Yesterday, it was gun violence. Tomorrow, it might be something related to COVID or maybe LGBTQ issues or the war in Ukraine. If people die or lose their rights, is that just the cost of a writer’s personal success? We, as people who probably spend too much time online, need to stop rewarding this nonsense.
My online diet is full of a lot of toxic stuff. I keep abreast of what's going on with InfoWars. I check what they're saying (publicly) in the trucker convoys. I'm on the lookout for Q drops, or at very least the distorted lens of QAnon. I'm on Breitbart almost every day. All of this I process, but last year I cut MattY, his feed, his newsletter, his podcasts, all of it, out of my life. I can cut through the fog of evil, and stupid, and lazy, but I guess I draw the line at disingenuous. I'm less able with every passing month to engage with Devil's Advocates, bear-pokers, and the "just asking questions" crowd. I just can't do it anymore.
I'm overwhelmed these last few weeks. I lost my cat, my very best friend who I rescued 9 years ago, to a rare abdominal cancer last week and I'm still crying every day. Then 2 mass shootings that reminded me that more than my own personal life really sucks. And last night I stupidly watched Ricky Gervais' newest shitfest on Netflix, and I found myself asking, "Is this what people think is funny these days?" as I listened to his "daring" jokes about trans and gay people, and poop jokes worthy of a 10 year old.
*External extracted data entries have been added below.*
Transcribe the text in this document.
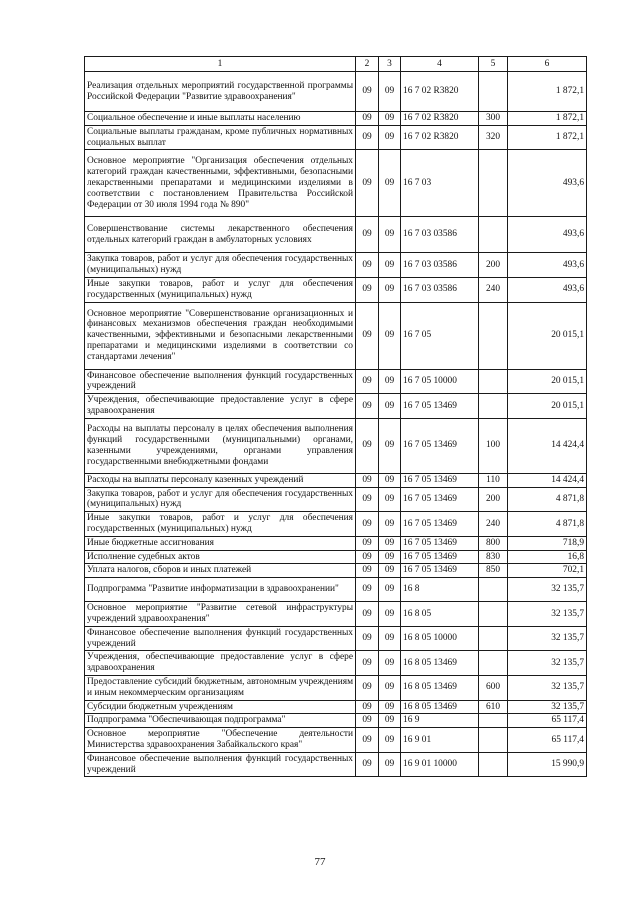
1	2	3	4	5	6
Реализация отдельных мероприятий государственной программы Российской Федерации "Развитие здравоохранения"	09	09	16 7 02 R3820		1 872,1
Социальное обеспечение и иные выплаты населению	09	09	16 7 02 R3820	300	1 872,1
Социальные выплаты гражданам, кроме публичных нормативных социальных выплат	09	09	16 7 02 R3820	320	1 872,1
Основное мероприятие "Организация обеспечения отдельных категорий граждан качественными, эффективными, безопасными лекарственными препаратами и медицинскими изделиями в соответствии с постановлением Правительства Российской Федерации от 30 июля 1994 года № 890"	09	09	16 7 03		493,6
Совершенствование системы лекарственного обеспечения отдельных категорий граждан в амбулаторных условиях	09	09	16 7 03 03586		493,6
Закупка товаров, работ и услуг для обеспечения государственных (муниципальных) нужд	09	09	16 7 03 03586	200	493,6
Иные закупки товаров, работ и услуг для обеспечения государственных (муниципальных) нужд	09	09	16 7 03 03586	240	493,6
Основное мероприятие "Совершенствование организационных и финансовых механизмов обеспечения граждан необходимыми качественными, эффективными и безопасными лекарственными препаратами и медицинскими изделиями в соответствии со стандартами лечения"	09	09	16 7 05		20 015,1
Финансовое обеспечение выполнения функций государственных учреждений	09	09	16 7 05 10000		20 015,1
Учреждения, обеспечивающие предоставление услуг в сфере здравоохранения	09	09	16 7 05 13469		20 015,1
Расходы на выплаты персоналу в целях обеспечения выполнения функций государственными (муниципальными) органами, казенными учреждениями, органами управления государственными внебюджетными фондами	09	09	16 7 05 13469	100	14 424,4
Расходы на выплаты персоналу казенных учреждений	09	09	16 7 05 13469	110	14 424,4
Закупка товаров, работ и услуг для обеспечения государственных (муниципальных) нужд	09	09	16 7 05 13469	200	4 871,8
Иные закупки товаров, работ и услуг для обеспечения государственных (муниципальных) нужд	09	09	16 7 05 13469	240	4 871,8
Иные бюджетные ассигнования	09	09	16 7 05 13469	800	718,9
Исполнение судебных актов	09	09	16 7 05 13469	830	16,8
Уплата налогов, сборов и иных платежей	09	09	16 7 05 13469	850	702,1
Подпрограмма "Развитие информатизации в здравоохранении"	09	09	16 8		32 135,7
Основное мероприятие "Развитие сетевой инфраструктуры учреждений здравоохранения"	09	09	16 8 05		32 135,7
Финансовое обеспечение выполнения функций государственных учреждений	09	09	16 8 05 10000		32 135,7
Учреждения, обеспечивающие предоставление услуг в сфере здравоохранения	09	09	16 8 05 13469		32 135,7
Предоставление субсидий бюджетным, автономным учреждениям и иным некоммерческим организациям	09	09	16 8 05 13469	600	32 135,7
Субсидии бюджетным учреждениям	09	09	16 8 05 13469	610	32 135,7
Подпрограмма "Обеспечивающая подпрограмма"	09	09	16 9		65 117,4
Основное мероприятие "Обеспечение деятельности Министерства здравоохранения Забайкальского края"	09	09	16 9 01		65 117,4
Финансовое обеспечение выполнения функций государственных учреждений	09	09	16 9 01 10000		15 990,9
77
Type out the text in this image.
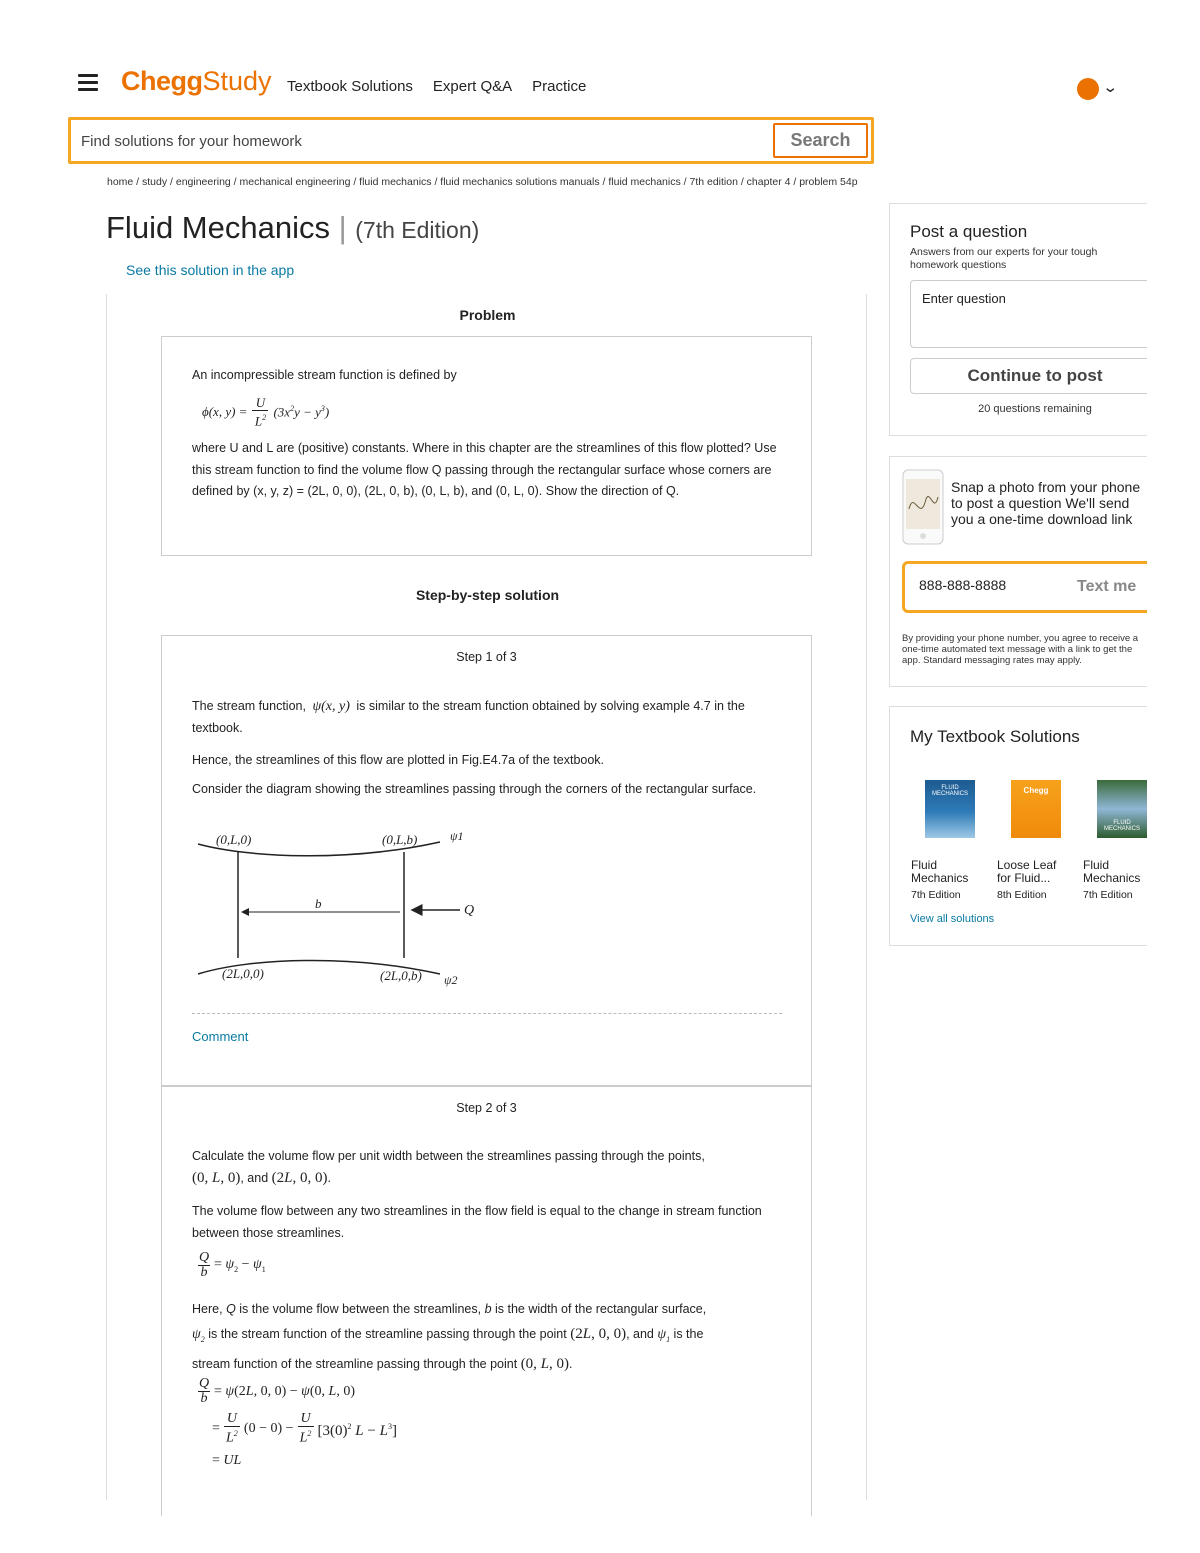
CheggStudy Textbook Solutions Expert Q&A Practice	⌄
Find solutions for your homework
Search
home / study / engineering / mechanical engineering / fluid mechanics / fluid mechanics solutions manuals / fluid mechanics / 7th edition / chapter 4 / problem 54p
Fluid Mechanics | (7th Edition)
See this solution in the app
Problem
An incompressible stream function is defined by
ϕ(x, y) =
U
$L^2$ $(3x^2y - y^3)$
where U and L are (positive) constants. Where in this chapter are the streamlines of this flow plotted? Use this stream function to find the volume flow Q passing through the rectangular surface whose corners are defined by (x, y, z) = (2L, 0, 0), (2L, 0, b), (0, L, b), and (0, L, 0). Show the direction of Q.
Step-by-step solution
Step 1 of 3
The stream function, ψ(x, y) is similar to the stream function obtained by solving example 4.7 in the textbook.
Hence, the streamlines of this flow are plotted in Fig.E4.7a of the textbook.
Consider the diagram showing the streamlines passing through the corners of the rectangular surface.
(0,L,0)	(0,L,b)	ψ1
b	Q
(2L,0,0)	(2L,0,b) ψ2
Comment
Step 2 of 3
Calculate the volume flow per unit width between the streamlines passing through the points,
(0, L, 0), and (2L, 0, 0).
The volume flow between any two streamlines in the flow field is equal to the change in stream function between those streamlines.
Q
b
= $\psi_2 - \psi_1$
Here, Q is the volume flow between the streamlines, b is the width of the rectangular surface,
$\psi_2$ is the stream function of the streamline passing through the point (2L, 0, 0), and $\psi_1$ is the
stream function of the streamline passing through the point (0, L, 0).
Q
b = ψ(2L, 0, 0) − ψ(0, L, 0)
=
U
$L^2$ (0 − 0) −
U
$L^2$ [$3(0)^2$ $L - L^3$]
= UL
Post a question
Answers from our experts for your tough homework questions
Enter question
Continue to post
20 questions remaining
Snap a photo from your phone to post a question We'll send you a one-time download link
888-888-8888
Text me
By providing your phone number, you agree to receive a one-time automated text message with a link to get the app. Standard messaging rates may apply.
My Textbook Solutions
FLUID MECHANICS
Fluid Mechanics
7th Edition
Chegg
Loose Leaf for Fluid...
8th Edition
FLUID MECHANICS
Fluid Mechanics
7th Edition
View all solutions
So now we have clueless knobs like Yglesias telling us how grateful we should be to be living in this blood-soaked, moron-infested country. No. I'm only here because I can't afford to move again, otherwise I'd be in Costa Rica or Portugal. I'm just worn out from grief and the relentless stupidity of white men who tell me, among other things, what I should be "grateful" for, and what I should find humorous.